GE Aviation’s New GE9X Turbofan Prepping for Boeing 777X Duty
What turned out to be a big week for Boeing with the formal launch of its new 777X widebody also promises to be a big week for the engine that will power it, the GE9X. Dubai Airshow visitors can get a sneak preview of the 102,000-pound thrust turbofan through a new 3-D representation of the equipment at the GE Aviation exhibit (Chalet A9).
According to the U.S. manufacturer, its extensive technical maturation process is progressing well ahead of the start of the full-blown engine development cycle, which is set to being in mid-2015. The initial program has involved full-scale rig tests with fan testing and will include the running of a full core engine and a variety of low-pressure turbine demonstration tests. “We are trying to substantiate the performance of the module, including its aerodynamic performance and the new materials we’ve used for it,” explained GE90 program manager Bill Millhaem.
A big part of the maturation process is to run a series of “trade studies” that consider various trade offs involved in choices made between various new materials. These include new carbon fibers and resins, as well as an improved metal leading edge to allow for a thinner fan blade.
The 9X has just 16 fan blades (compared with 22 blades on the original GE90) and these are stronger and thinner than their predecessors, delivering improved aerodynamics.
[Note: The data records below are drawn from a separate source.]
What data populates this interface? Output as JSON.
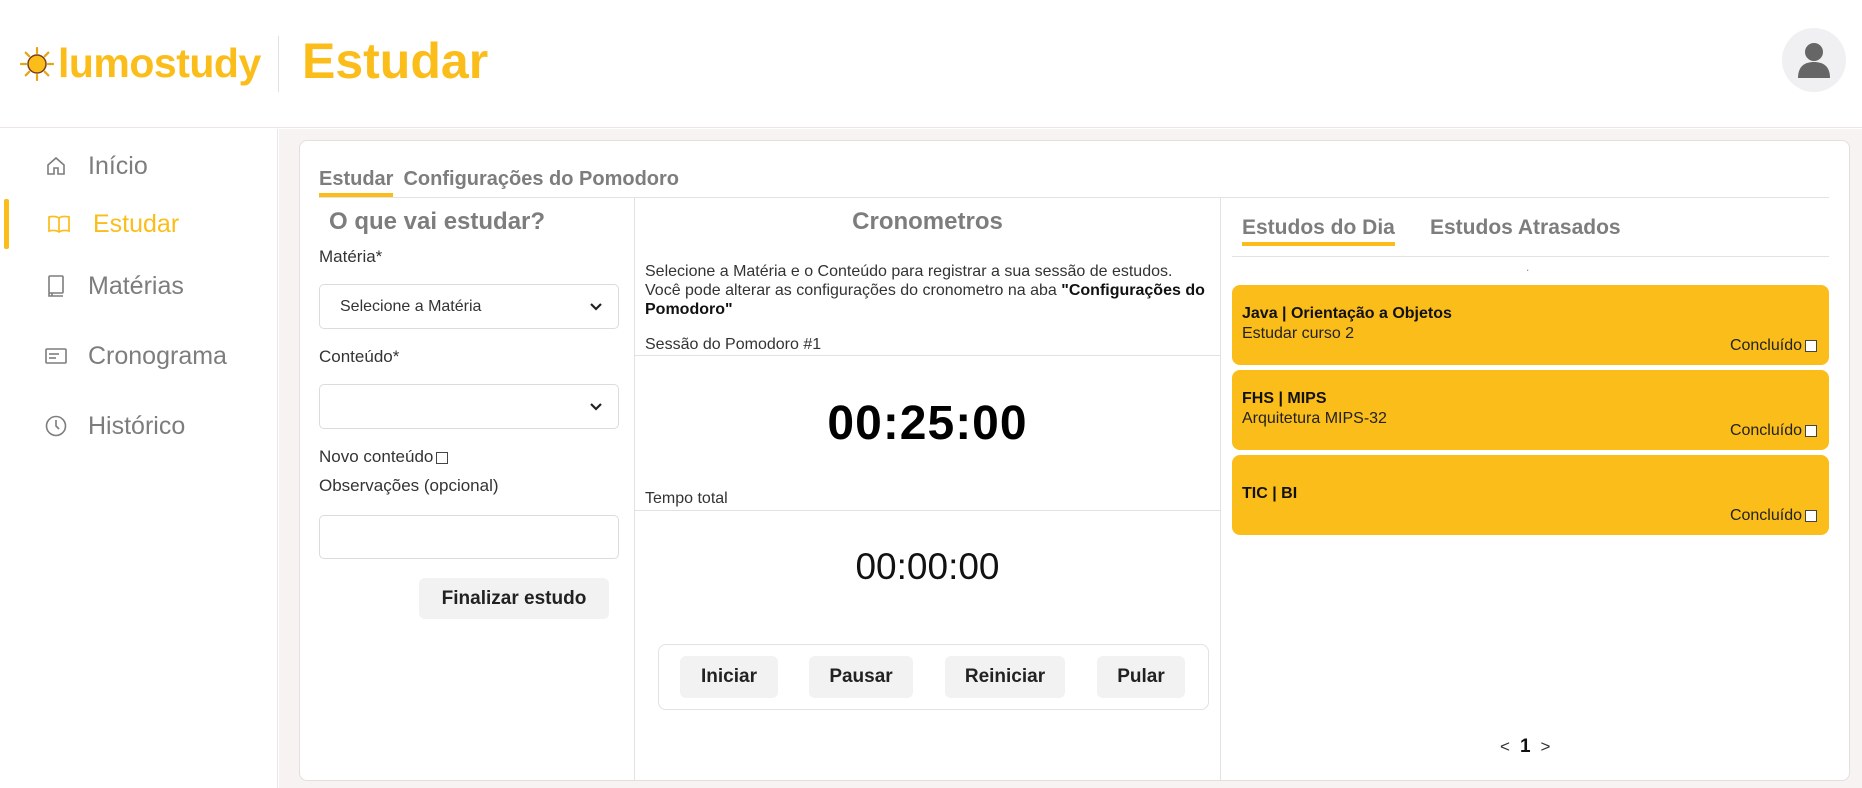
{
  "app": {
    "name": "lumostudy",
    "page_title": "Estudar"
  },
  "colors": {
    "accent": "#fbbd1a",
    "muted": "#7d7d7d"
  },
  "sidebar": {
    "items": [
      {
        "label": "Início",
        "icon": "home-icon"
      },
      {
        "label": "Estudar",
        "icon": "book-open-icon",
        "active": true
      },
      {
        "label": "Matérias",
        "icon": "book-icon"
      },
      {
        "label": "Cronograma",
        "icon": "schedule-icon"
      },
      {
        "label": "Histórico",
        "icon": "clock-icon"
      }
    ]
  },
  "tabs": {
    "study": "Estudar",
    "pomodoro_settings": "Configurações do Pomodoro"
  },
  "form": {
    "title": "O que vai estudar?",
    "subject_label": "Matéria*",
    "subject_value": "Selecione a Matéria",
    "content_label": "Conteúdo*",
    "content_value": "",
    "new_content_label": "Novo conteúdo",
    "notes_label": "Observações (opcional)",
    "notes_value": "",
    "finish_button": "Finalizar estudo"
  },
  "timers": {
    "title": "Cronometros",
    "description": "Selecione a Matéria e o Conteúdo para registrar a sua sessão de estudos. Você pode alterar as configurações do cronometro na aba ",
    "description_bold": "\"Configurações do Pomodoro\"",
    "session_label": "Sessão do Pomodoro #1",
    "session_time": "00:25:00",
    "total_label": "Tempo total",
    "total_time": "00:00:00",
    "buttons": {
      "start": "Iniciar",
      "pause": "Pausar",
      "restart": "Reiniciar",
      "skip": "Pular"
    }
  },
  "daily": {
    "tab_today": "Estudos do Dia",
    "tab_late": "Estudos Atrasados",
    "dot": ".",
    "tasks": [
      {
        "title": "Java | Orientação a Objetos",
        "subtitle": "Estudar curso 2",
        "done_label": "Concluído"
      },
      {
        "title": "FHS | MIPS",
        "subtitle": "Arquitetura MIPS-32",
        "done_label": "Concluído"
      },
      {
        "title": "TIC | BI",
        "subtitle": "",
        "done_label": "Concluído"
      }
    ],
    "pager": {
      "prev": "<",
      "current": "1",
      "next": ">"
    }
  }
}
Millhaem told AIN that GE has run tests of the new fan blades but with them sized up to the dimensions of the GEnX turbofan so that it can run tests to benchmark the blades’s performance against the established database for these engines.
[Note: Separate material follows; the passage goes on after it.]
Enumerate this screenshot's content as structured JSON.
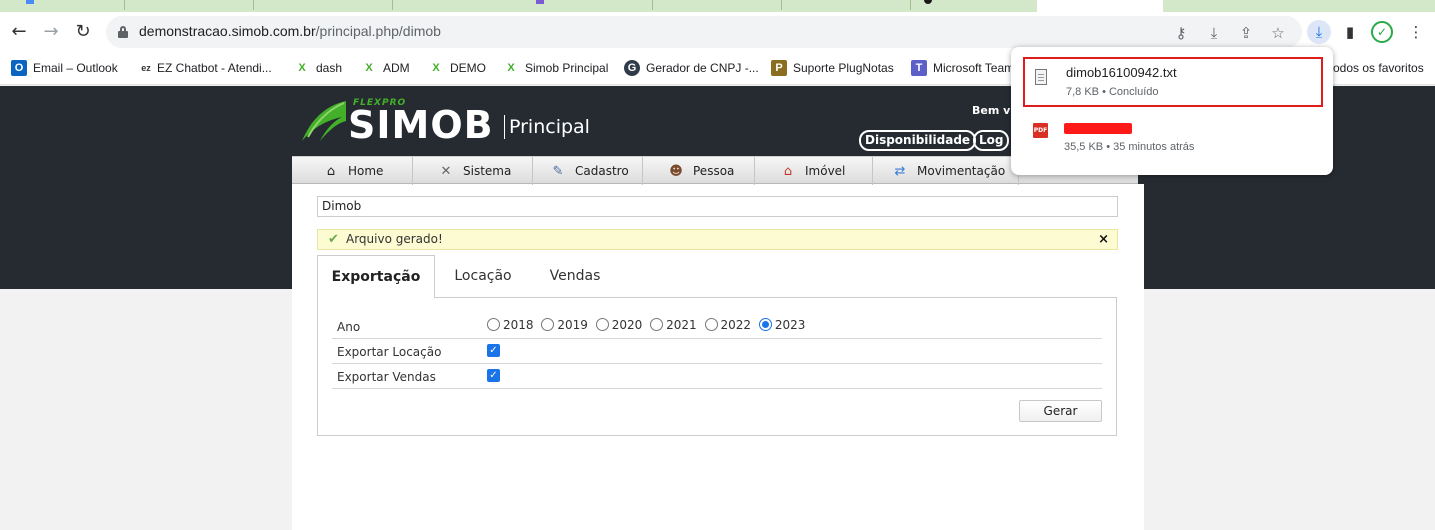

Also in the works at GE is a new universal propulsion system rig at Boeing’s facility in Seattle, where it will run a scaled version of the 9X with fan blades, nacelles and outlet guide vanes. Engineers will take the results of both of these tests and use the data to build the full-size 9X, after which it will verify the design of the fan blades before doing some inlet testing and a blade-out test.
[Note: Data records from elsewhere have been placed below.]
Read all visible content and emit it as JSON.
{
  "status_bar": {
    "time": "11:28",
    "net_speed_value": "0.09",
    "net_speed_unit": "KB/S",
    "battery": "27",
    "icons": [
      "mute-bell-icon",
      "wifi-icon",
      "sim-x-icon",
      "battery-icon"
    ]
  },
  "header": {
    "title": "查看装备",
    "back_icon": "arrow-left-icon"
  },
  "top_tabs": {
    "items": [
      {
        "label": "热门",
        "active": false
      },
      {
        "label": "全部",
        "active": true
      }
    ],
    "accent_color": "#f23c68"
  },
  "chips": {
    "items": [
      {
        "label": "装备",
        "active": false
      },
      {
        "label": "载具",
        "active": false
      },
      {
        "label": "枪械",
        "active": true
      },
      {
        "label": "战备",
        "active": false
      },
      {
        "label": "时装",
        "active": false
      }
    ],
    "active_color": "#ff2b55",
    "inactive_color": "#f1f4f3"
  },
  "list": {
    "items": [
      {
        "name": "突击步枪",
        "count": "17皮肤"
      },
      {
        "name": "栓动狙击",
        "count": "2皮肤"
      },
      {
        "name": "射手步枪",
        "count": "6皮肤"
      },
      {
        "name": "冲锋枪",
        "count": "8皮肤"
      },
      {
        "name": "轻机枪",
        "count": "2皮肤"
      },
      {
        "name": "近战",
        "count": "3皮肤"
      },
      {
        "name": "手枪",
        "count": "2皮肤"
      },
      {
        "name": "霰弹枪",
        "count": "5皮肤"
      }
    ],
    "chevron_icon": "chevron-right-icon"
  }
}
Meanwhile, similar technical maturation work is being done on both the 9X compressor and combustor. A compressor demonstrator unit has been installed at GE’s facility in Massa, Italy, where it has conducted initial runs to evaluate the performance of the 11-stage, 27:1 pressure ratio unit. “The initial data looks very good and we will now do the design iteration of the compressor based on what we’ve seen and we’ll run a demonstration core in 2015 to substantiate the engine size and what the core will look like,” Millhaem explained.
For the combustor, GE engineers are working on evaluations of design concepts for the fuel nozzle. This will be based on the combustion system of the existing GEnX, and Leap narrowbody engines, but will operate at higher pressure and temperatures.
Using 3-D printing techniques to make early iterations of the fuel nozzles, GE is saving a lot of time because it can quickly incorporate design changes and test these with a new version. Later this year or early in 2014, the 9X team will start low-pressure tests. The company is building a new facility in Cincinnati to allow combustor tests to be conducted across the full pressure range.
The 9X is due to begin full ground tests in 2016, followed by flight trials starting in 2017. When it completes certification in 2018, the turbofan is expected to deliver a 10-percent reduction in fuel burn compared with the GE90-115B and a 5-percent improvement in specific fuel consumption compared with rival widebody engines available around 2020.
“We have a lot to do but technologies are maturing as we would hope and we don’t see any roadblocks to delivering the engine on time,” concluded Millhaem.